Debbie Henry, Lucinda, PA
For raw edge appliqué, I use either the open-toe embroidery foot or the free motion foot, stitching very close to the edge of the appliqué piece with a straight stitch. It takes patience. Pivot frequently and use a stitch length of 1½–2”.
Diana Miller, Barrie, Ontario
I use a layer of tulle over the entire top when it is completed and quilt through the tulle. It anchors all the raw edges, and they will never come loose.
I use a layer of tulle over the entire top when it is completed and quilt through the tulle. It anchors all the raw edges, and they will never come loose. Tulle is fabulous. It is cheap and comes in so many colors, so you can lighten or darken the quilt depending on the color you choose. I anchor the tulle in the borders because I apply the borders to the tulle-covered quilt top.
Nancy Henry, Rochester, NH
If a frayed, ragged edge is desired, after washing, use a toothbrush to soften the edges of the appliqué.
If you have a lot of raw edge appliqué, such as flannel on top of denim, take the quilt to a laundromat to wash in an oversized machine. A home machine cannot handle the amount of lint that will wash out.
Marti Blankenship, Pleasant Valley, MO
Use a narrow piece of Heat n Bond around the edges of the shape to prevent raveling.
Joan Miller, Richmond, VA
I cut fabrics on the bias, so I get little fraying in machine appliqué.
Barbara Porter, Arroyo Grande, CA
Read a lot, research on the internet, and start small. By that I do not mean small pieces, but small appliqué projects. Make one block. If you like it, turn it into a medallion style wall hanging and move on to something more complex. Many top designers put out books that have a one block project or a good entry level design.
Michelle Harrison, Morganton, GA
While doing hand appliqué, be sure to wax your thread. It will save lots of headaches from tangled thread!
Peggy Nelson, Janesville, WI
Use a needle and a thread to match its size. If your needle eye is big and you are using thin thread, then you will have lots of tiny holes in your fabric you’ll be able to see through. If your needle eye is small and your thread is thicker, then there will be pulling on the fabric and a chance your thread will weaken by being forced through the fabric many times.
Mary Andra Holmes, Prescott, AZ
A blanket stitch done by hand around the edge of a fused piece of fabric looks very special, especially if done with perle cotton.

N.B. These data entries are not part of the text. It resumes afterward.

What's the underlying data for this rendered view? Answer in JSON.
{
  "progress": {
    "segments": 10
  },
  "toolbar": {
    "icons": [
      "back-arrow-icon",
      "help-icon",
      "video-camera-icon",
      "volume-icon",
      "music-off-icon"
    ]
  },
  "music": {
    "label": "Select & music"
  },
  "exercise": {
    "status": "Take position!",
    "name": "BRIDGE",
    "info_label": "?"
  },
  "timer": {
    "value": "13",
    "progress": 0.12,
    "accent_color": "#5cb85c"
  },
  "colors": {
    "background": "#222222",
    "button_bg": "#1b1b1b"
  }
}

Valerie Turer, Brooklyn, NY
If you are using a light piece of fabric on a patterned or darker background fabric, cut a lining of muslin and insert it behind your appliqué piece.
Diane Linker, Scarsdale, NY
Find a needle that is comfortable for you. I use 11 straw needles. As you make your appliqué stitches, keep your needle parallel to the edge of the fabric.

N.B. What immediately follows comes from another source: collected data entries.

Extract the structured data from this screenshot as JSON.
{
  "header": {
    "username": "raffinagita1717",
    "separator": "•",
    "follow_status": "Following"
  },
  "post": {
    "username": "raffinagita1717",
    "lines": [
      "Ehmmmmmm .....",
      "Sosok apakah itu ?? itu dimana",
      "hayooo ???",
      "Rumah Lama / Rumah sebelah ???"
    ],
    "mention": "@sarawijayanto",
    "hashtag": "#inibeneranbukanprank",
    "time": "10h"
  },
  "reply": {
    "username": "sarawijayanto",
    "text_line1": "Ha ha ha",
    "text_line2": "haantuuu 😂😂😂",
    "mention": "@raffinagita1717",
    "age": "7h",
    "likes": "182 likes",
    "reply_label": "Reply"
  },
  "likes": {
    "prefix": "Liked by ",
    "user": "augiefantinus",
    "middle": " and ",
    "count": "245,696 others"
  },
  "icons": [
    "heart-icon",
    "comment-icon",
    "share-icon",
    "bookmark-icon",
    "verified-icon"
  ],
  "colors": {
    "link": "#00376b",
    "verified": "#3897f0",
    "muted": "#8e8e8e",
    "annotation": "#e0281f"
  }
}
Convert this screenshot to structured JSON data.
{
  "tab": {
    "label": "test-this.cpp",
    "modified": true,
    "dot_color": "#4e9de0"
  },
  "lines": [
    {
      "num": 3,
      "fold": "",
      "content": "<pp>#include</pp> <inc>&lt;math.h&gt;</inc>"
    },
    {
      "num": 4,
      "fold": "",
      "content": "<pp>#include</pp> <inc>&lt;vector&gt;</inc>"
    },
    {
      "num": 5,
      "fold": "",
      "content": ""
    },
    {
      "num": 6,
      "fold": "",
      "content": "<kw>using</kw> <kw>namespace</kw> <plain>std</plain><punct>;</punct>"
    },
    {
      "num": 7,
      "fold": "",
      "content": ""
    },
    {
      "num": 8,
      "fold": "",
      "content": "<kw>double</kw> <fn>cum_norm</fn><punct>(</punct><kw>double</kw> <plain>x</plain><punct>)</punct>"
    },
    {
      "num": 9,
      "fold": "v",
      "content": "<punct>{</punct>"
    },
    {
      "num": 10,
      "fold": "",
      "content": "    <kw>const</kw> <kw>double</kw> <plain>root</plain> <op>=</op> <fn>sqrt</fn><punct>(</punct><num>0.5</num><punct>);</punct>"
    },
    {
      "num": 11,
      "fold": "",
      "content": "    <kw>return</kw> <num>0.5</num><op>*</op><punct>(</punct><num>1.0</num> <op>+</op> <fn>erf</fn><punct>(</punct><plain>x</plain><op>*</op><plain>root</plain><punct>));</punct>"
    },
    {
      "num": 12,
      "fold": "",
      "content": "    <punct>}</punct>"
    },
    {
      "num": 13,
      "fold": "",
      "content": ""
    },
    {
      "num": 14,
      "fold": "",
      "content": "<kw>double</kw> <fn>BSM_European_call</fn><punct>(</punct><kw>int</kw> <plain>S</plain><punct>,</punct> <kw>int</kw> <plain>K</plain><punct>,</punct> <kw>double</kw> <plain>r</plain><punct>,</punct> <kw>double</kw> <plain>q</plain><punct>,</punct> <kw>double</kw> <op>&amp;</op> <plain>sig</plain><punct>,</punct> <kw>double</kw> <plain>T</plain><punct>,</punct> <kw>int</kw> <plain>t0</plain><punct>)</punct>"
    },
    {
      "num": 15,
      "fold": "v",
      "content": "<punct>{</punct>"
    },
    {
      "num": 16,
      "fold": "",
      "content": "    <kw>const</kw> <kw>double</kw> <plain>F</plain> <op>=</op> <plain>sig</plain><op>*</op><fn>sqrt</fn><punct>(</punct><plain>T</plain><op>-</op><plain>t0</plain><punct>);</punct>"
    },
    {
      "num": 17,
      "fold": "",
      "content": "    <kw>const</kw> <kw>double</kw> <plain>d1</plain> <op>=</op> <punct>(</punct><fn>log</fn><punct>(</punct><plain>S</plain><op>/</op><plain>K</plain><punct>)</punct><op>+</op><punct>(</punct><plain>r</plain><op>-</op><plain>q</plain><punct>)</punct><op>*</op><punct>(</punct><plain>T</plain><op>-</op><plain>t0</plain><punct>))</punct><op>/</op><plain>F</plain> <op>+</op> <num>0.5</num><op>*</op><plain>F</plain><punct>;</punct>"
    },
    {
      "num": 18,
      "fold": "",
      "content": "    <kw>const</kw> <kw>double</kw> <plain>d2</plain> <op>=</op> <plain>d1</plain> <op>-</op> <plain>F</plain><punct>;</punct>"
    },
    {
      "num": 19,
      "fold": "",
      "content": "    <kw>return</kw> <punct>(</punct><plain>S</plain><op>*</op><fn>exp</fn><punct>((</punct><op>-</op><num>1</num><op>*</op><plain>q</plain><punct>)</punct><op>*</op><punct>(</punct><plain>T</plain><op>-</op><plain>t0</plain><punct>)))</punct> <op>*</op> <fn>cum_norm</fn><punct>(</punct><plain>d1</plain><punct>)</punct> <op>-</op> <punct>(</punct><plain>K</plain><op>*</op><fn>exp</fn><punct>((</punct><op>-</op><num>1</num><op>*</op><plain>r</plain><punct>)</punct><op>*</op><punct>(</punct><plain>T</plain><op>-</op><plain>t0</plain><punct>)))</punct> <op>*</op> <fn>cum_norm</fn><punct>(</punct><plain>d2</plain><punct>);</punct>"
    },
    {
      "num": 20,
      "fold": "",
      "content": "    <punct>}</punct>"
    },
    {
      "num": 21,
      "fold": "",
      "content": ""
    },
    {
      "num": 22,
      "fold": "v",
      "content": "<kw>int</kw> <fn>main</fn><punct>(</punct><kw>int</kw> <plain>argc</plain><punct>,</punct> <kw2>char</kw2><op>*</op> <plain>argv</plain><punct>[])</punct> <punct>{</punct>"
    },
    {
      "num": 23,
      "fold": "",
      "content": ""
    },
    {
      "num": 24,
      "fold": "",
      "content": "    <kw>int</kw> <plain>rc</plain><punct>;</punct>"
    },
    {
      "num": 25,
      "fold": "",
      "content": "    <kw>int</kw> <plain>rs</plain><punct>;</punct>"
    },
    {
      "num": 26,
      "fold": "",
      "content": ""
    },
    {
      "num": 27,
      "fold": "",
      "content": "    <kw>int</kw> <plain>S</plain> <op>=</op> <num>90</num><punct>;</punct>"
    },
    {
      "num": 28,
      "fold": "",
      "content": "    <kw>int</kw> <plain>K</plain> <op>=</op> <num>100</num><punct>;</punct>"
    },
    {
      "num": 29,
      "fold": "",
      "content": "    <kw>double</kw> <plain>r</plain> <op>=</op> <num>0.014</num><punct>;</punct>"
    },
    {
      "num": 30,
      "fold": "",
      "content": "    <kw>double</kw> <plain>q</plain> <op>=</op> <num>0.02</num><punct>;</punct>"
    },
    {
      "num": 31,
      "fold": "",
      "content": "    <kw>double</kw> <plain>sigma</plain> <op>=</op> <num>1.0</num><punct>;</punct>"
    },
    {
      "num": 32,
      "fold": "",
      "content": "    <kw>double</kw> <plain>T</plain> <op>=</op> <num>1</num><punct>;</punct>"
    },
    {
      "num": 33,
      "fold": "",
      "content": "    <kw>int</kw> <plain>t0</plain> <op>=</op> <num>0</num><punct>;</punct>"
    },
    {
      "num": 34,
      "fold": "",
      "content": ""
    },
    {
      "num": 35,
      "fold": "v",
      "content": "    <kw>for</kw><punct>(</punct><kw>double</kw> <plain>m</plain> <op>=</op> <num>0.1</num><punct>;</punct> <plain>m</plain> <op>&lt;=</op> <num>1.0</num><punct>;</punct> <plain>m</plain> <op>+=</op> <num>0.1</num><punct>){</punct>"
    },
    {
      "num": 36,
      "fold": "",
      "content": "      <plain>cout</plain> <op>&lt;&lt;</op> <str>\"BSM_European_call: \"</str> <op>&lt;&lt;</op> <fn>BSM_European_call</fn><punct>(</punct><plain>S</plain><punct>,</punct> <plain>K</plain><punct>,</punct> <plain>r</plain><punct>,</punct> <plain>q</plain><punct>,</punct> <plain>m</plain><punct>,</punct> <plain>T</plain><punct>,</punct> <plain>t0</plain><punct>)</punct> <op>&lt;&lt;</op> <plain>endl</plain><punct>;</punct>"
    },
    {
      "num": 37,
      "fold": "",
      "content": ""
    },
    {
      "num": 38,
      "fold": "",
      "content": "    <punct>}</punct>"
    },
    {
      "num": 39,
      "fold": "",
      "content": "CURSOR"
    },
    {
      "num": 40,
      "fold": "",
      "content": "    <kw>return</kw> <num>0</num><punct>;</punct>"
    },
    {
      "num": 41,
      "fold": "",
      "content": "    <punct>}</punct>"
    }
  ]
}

Candy Hargrove, Kansas City, MO
If you’re having difficulty removing the backing paper from fusible web adhesive, try scoring the center of the paper with a needle. This slight cut will make it peel off much more easily.
Jan Mast, Lancaster, PA
If accuracy is not your thing, do primitive/folk art appliqué, not Baltimore Album.
Annemarie (Nancy) Poorbaugh, Montgomery, AL
If you want to enhance your appliqué, be willing to pay for custom quilting or quilt your own. An overall edge to edge or pantograph pattern in machine quilting does not enhance the appliqué. I have seen very nice quilts that would have been beautiful if they had been custom quilted instead of an overall pattern.
Mary Beth Schrader, Cameron, MO
One of the best tips given to me in an appliqué class by Sue Garman is to try using the opposite hand if the one you are using doesn’t feel right.